Seventeen years later, my weather station is retired

The decommissioned weather station, with cloudy solar panel, spiderwebbed shield, and mossy anemometer.

It’s rare that a piece of technology lasts so long and serves you so well that it’s a big occasion when you finally decommission it. But that’s what happened earlier this month when, in a quiet ceremony, my weather station was retired.

Your correspondent installing the Vantage Pro in August 2004.

It certainly had earned its retirement. I installed it and several other weather stations in August of 2004 for a story in Macworld. I liked the Davis Vantage Pro so much that I sent Davis a check and kept it running.

Seventeen years is a long time when it comes to computer-related technology. When I first hooked up the weather station, it communicated wirelessly to a receiver that could be attached to a Mac via a serial cable and a USB-to-serial converter box. A Java app on the Mac logged the data and generated a web page.
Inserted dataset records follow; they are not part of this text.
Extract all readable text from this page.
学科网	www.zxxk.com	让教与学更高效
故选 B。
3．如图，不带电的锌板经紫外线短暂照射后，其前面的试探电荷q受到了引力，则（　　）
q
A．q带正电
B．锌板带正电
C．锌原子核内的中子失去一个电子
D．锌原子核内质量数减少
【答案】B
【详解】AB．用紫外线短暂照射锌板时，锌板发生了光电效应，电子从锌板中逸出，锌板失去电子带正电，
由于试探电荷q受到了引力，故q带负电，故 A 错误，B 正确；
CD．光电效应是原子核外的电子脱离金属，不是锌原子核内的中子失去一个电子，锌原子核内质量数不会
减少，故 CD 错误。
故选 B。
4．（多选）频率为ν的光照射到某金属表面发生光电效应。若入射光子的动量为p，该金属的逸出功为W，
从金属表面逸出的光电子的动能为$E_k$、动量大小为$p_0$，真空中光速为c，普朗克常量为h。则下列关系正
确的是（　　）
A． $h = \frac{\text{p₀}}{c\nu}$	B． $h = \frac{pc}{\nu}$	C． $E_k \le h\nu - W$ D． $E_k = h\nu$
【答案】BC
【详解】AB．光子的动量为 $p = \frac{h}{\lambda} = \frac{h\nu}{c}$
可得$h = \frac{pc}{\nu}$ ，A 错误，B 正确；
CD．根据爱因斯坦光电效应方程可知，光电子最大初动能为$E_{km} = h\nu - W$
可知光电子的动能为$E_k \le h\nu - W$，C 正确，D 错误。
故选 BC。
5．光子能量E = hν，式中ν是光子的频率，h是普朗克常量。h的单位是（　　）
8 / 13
As you might expect, things evolved over time. Davis’s Java app was awful and ultimately deprecated, but I replaced it with WeatherCat from Trixology, which I still use today. Davis eventually created an add-on product for the Vantage console that let me drop the USB connection and replace it with an Ethernet-connected logger that uploaded data to both WeatherCat and Davis’s own cloud-based logging service.

Even a device designed to live outside can take some body blows over 17 years. I had to replace the rain gauge a few years ago and disassemble the entire thing several times to clean out detritus and spider webs. At several points I thought it was on its last legs, and finally this winter, some of its sensors just started going dead for long stretches of time.

Your correspondent, with much lighter hair and a new weather station.

I decided it was time. And so the weather station, adorned with some moss that had grown on it over the years, came off the pole mounted on the back of my house.

Though I considered buying a Netatmo station, which seems to be the best “starter” home weather station on the market, I decided that I had to reward Davis for the fact that it made a weather station that was installed when my son was a newborn and removed as he was about to enter his final semester in high school. I bought a Davis Vantage Vue, mounted it on the very same pole the old station had been on, connected it to WeatherCat, and the data just kept on rolling in.

(I bought the Vantage Vue, which is several hundred dollars cheaper than the direct successor to my old weather station, mostly because of the price. It’s a simpler design, and while it lacks a few of the sensors of the Vantage Pro, it’s a much better value. My old weather station arrived a few years before the Vantage Vue was introduced. If you’re considering a Vantage Vue, I’d recommend the WeatherLink Live Bundle, which includes the weather station as well as a receiver that directly connects to the Internet.)

No, having a weather station isn’t for everyone, but I love it. The current temperature appears on a Lametric Time in my living room, in my Mac menu bar, in a shortcut on my Apple Watch, in a widget on my iOS devices, and complete historical data and charts—recently augmented by a bunch of python scripts I wrote to parse WeatherCat’s data file directly—live on my home web server. I love it.

So thank you for your service, old moss-encrusted, spiderwebbed Vantage Pro. And welcome to the new Vantage Vue. Long may you measure.